Paul, who is 49 years old, remembers the first time he accompanied his father into the woods. “It was Thanksgiving morning. Cold as anything and he wasn’t sure I’d make it. He had a nice little spot. He used to love sitting there.”
We started walking toward that spot, barely hidden from the town road that traverses the property, certainly not in Paul’s blaze orange hunting attire.
My grandparents bought the place in 1948. But it hadn’t been farmed since the Great Depression. So the youngest forest is at least three-quarters of a century old. On steep hillsides, the towering oak and maple are far more ancient than that. All of it, apparently, is excellent dear habitat.
Paul Morris failed to get a buck his first season—“I got too excited and missed it.” He was more successful the next year. But his fondest memories aren’t of deer—such as cunning bucks that hide in plain sight, or the unsuspecting doe that almost stumbled into him—but of spending time with his father.
In particular, 1987 when there was a freak early October snowstorm, the snow so heavy and destructive that it turned the forest into a maze of toppled trees.
Richard Morris, a large man, got his biggest deer ever, an eight-pointer, that autumn. “He and I were dragging the deer out,” Paul remembered, “one hand on the deer, one on the rifle, when he caught a sapling and it was almost like watching a giant oak go down.”
It was such memories, though preferably not involving falling, that prompted Paul, a technology project manager, to teach his own sons to hunt. Two of them, 18-year-old Eric accompanied by his 15-year-old brother, CJ, were hunting on another part of the property that afternoon.
“There’s a lot of memories with this,” Paul said as we settled onto the rock outcropping where his father always sat.
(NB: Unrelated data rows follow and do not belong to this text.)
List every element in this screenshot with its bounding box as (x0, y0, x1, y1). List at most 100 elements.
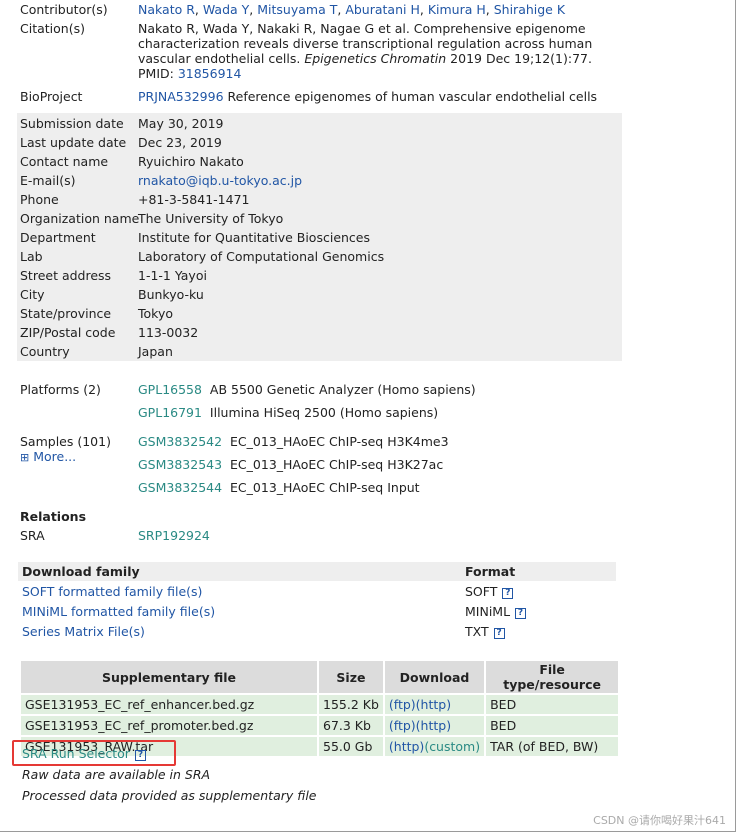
contributors-list: Nakato R, Wada Y, Mitsuyama T, Aburatani… (138, 2, 566, 17)
file-type: BED (486, 716, 619, 735)
citation-label: Citation(s) (20, 21, 85, 36)
expand-icon[interactable]: ⊞ (20, 451, 29, 464)
contact-value: Tokyo (138, 306, 173, 321)
contact-value: Dec 23, 2019 (138, 135, 222, 150)
more-samples-link[interactable]: More... (33, 449, 76, 464)
help-icon[interactable]: ? (515, 607, 527, 619)
contributor-link[interactable]: Nakato R (138, 2, 195, 17)
contact-label: Department (20, 230, 96, 245)
file-size: 155.2 Kb (319, 695, 383, 714)
sample-item: GSM3832542 EC_013_HAoEC ChIP-seq H3K4me3 (138, 434, 449, 449)
bioproject-label: BioProject (20, 89, 83, 104)
file-name: GSE131953_EC_ref_promoter.bed.gz (21, 716, 317, 735)
samples-more[interactable]: ⊞ More... (20, 449, 76, 464)
contact-value: Bunkyo-ku (138, 287, 204, 302)
email-link[interactable]: rnakato@iqb.u-tokyo.ac.jp (138, 173, 302, 188)
format-value: MINiML (465, 603, 511, 619)
custom-link[interactable]: (custom) (424, 739, 480, 754)
sra-run-selector-link[interactable]: SRA Run Selector (22, 746, 130, 761)
contact-label: Last update date (20, 135, 127, 150)
sample-link[interactable]: GSM3832544 (138, 480, 222, 495)
processed-data-note: Processed data provided as supplementary… (22, 788, 317, 803)
relations-heading: Relations (20, 509, 87, 524)
samples-label: Samples (101) (20, 434, 111, 449)
ftp-link[interactable]: (ftp) (389, 697, 416, 712)
http-link[interactable]: (http) (389, 739, 424, 754)
http-link[interactable]: (http) (416, 697, 451, 712)
download-family-table: Download family Format SOFT formatted fa… (18, 562, 616, 641)
platforms-label: Platforms (2) (20, 382, 101, 397)
size-header: Size (319, 661, 383, 693)
contact-value: 1-1-1 Yayoi (138, 268, 207, 283)
sample-link[interactable]: GSM3832543 (138, 457, 222, 472)
file-name: GSE131953_EC_ref_enhancer.bed.gz (21, 695, 317, 714)
sample-item: GSM3832543 EC_013_HAoEC ChIP-seq H3K27ac (138, 457, 443, 472)
format-value: SOFT (465, 583, 498, 599)
file-type-header: File type/resource (486, 661, 619, 693)
raw-data-note: Raw data are available in SRA (22, 767, 211, 782)
contact-label: Phone (20, 192, 59, 207)
contact-label: Organization name (20, 211, 140, 226)
contributor-link[interactable]: Kimura H (428, 2, 486, 17)
soft-family-link[interactable]: SOFT formatted family file(s) (22, 584, 202, 599)
contributor-link[interactable]: Mitsuyama T (257, 2, 337, 17)
contact-label: Lab (20, 249, 43, 264)
contact-value: 113-0032 (138, 325, 199, 340)
contact-value: Japan (138, 344, 173, 359)
help-icon[interactable]: ? (134, 750, 146, 761)
sra-run-selector-row: SRA Run Selector? (22, 746, 146, 761)
contact-value: May 30, 2019 (138, 116, 224, 131)
contact-label: Country (20, 344, 70, 359)
sample-link[interactable]: GSM3832542 (138, 434, 222, 449)
contact-label: ZIP/Postal code (20, 325, 116, 340)
contact-label: City (20, 287, 45, 302)
contributor-link[interactable]: Aburatani H (345, 2, 420, 17)
help-icon[interactable]: ? (493, 627, 505, 639)
bioproject-link[interactable]: PRJNA532996 (138, 89, 224, 104)
platform-link[interactable]: GPL16558 (138, 382, 202, 397)
ftp-link[interactable]: (ftp) (389, 718, 416, 733)
series-matrix-link[interactable]: Series Matrix File(s) (22, 624, 145, 639)
format-value: TXT (465, 623, 489, 639)
contact-value: Ryuichiro Nakato (138, 154, 244, 169)
table-row: Series Matrix File(s) TXT? (18, 621, 616, 641)
citation-text: Nakato R, Wada Y, Nakaki R, Nagae G et a… (138, 21, 592, 81)
miniml-family-link[interactable]: MINiML formatted family file(s) (22, 604, 215, 619)
table-row: GSE131953_EC_ref_enhancer.bed.gz 155.2 K… (21, 695, 619, 714)
table-row: MINiML formatted family file(s) MINiML? (18, 601, 616, 621)
sra-link[interactable]: SRP192924 (138, 528, 210, 543)
bioproject-desc: Reference epigenomes of human vascular e… (227, 89, 598, 104)
file-size: 55.0 Gb (319, 737, 383, 756)
pmid-link[interactable]: 31856914 (178, 66, 242, 81)
sample-desc: EC_013_HAoEC ChIP-seq H3K4me3 (230, 434, 449, 449)
help-icon[interactable]: ? (502, 587, 514, 599)
platform-desc: Illumina HiSeq 2500 (Homo sapiens) (209, 405, 439, 420)
contact-label: State/province (20, 306, 112, 321)
http-link[interactable]: (http) (416, 718, 451, 733)
table-row: GSE131953_EC_ref_promoter.bed.gz 67.3 Kb… (21, 716, 619, 735)
contributors-label: Contributor(s) (20, 2, 108, 17)
citation-line: vascular endothelial cells. Epigenetics … (138, 51, 592, 66)
citation-line: Nakato R, Wada Y, Nakaki R, Nagae G et a… (138, 21, 586, 36)
platform-desc: AB 5500 Genetic Analyzer (Homo sapiens) (209, 382, 476, 397)
contact-label: Street address (20, 268, 112, 283)
platform-link[interactable]: GPL16791 (138, 405, 202, 420)
contributor-link[interactable]: Wada Y (203, 2, 249, 17)
supp-file-header: Supplementary file (21, 661, 317, 693)
platform-item: GPL16558 AB 5500 Genetic Analyzer (Homo … (138, 382, 476, 397)
contact-value: Laboratory of Computational Genomics (138, 249, 385, 264)
contact-label: Submission date (20, 116, 124, 131)
pmid-line: PMID: 31856914 (138, 66, 242, 81)
sra-label: SRA (20, 528, 45, 543)
sample-desc: EC_013_HAoEC ChIP-seq Input (230, 480, 420, 495)
contact-value: +81-3-5841-1471 (138, 192, 250, 207)
download-header: Download (384, 661, 485, 693)
contact-label: Contact name (20, 154, 109, 169)
sample-desc: EC_013_HAoEC ChIP-seq H3K27ac (230, 457, 444, 472)
contributor-link[interactable]: Shirahige K (494, 2, 565, 17)
citation-line: characterization reveals diverse transcr… (138, 36, 593, 51)
platform-item: GPL16791 Illumina HiSeq 2500 (Homo sapie… (138, 405, 438, 420)
file-size: 67.3 Kb (319, 716, 383, 735)
watermark: CSDN @请你喝好果汁641 (593, 814, 726, 827)
sample-item: GSM3832544 EC_013_HAoEC ChIP-seq Input (138, 480, 420, 495)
His .30-06 rifle, which his father had made for him, the stock carved from a single block of wood, was propped beside him. “We’re always excited to just be out in the woods and see nature wake up. We don’t care which one gets one.”
Thus far, none of them had. They’d spotted a herd of does that morning, but since it was early in the season, they were holding out for a mature buck. In past years, the family has either eaten the venison or donated it to local food pantries.
Whatever your feelings about hunting, there’s something to be said for the discipline of learning to remain perfectly still, to become attuned to the forest.
“It’s neat to see them picking that up,” Paul said of his sons. “There’s so many more things for kids to do these days except to go out and spend time in the woods.”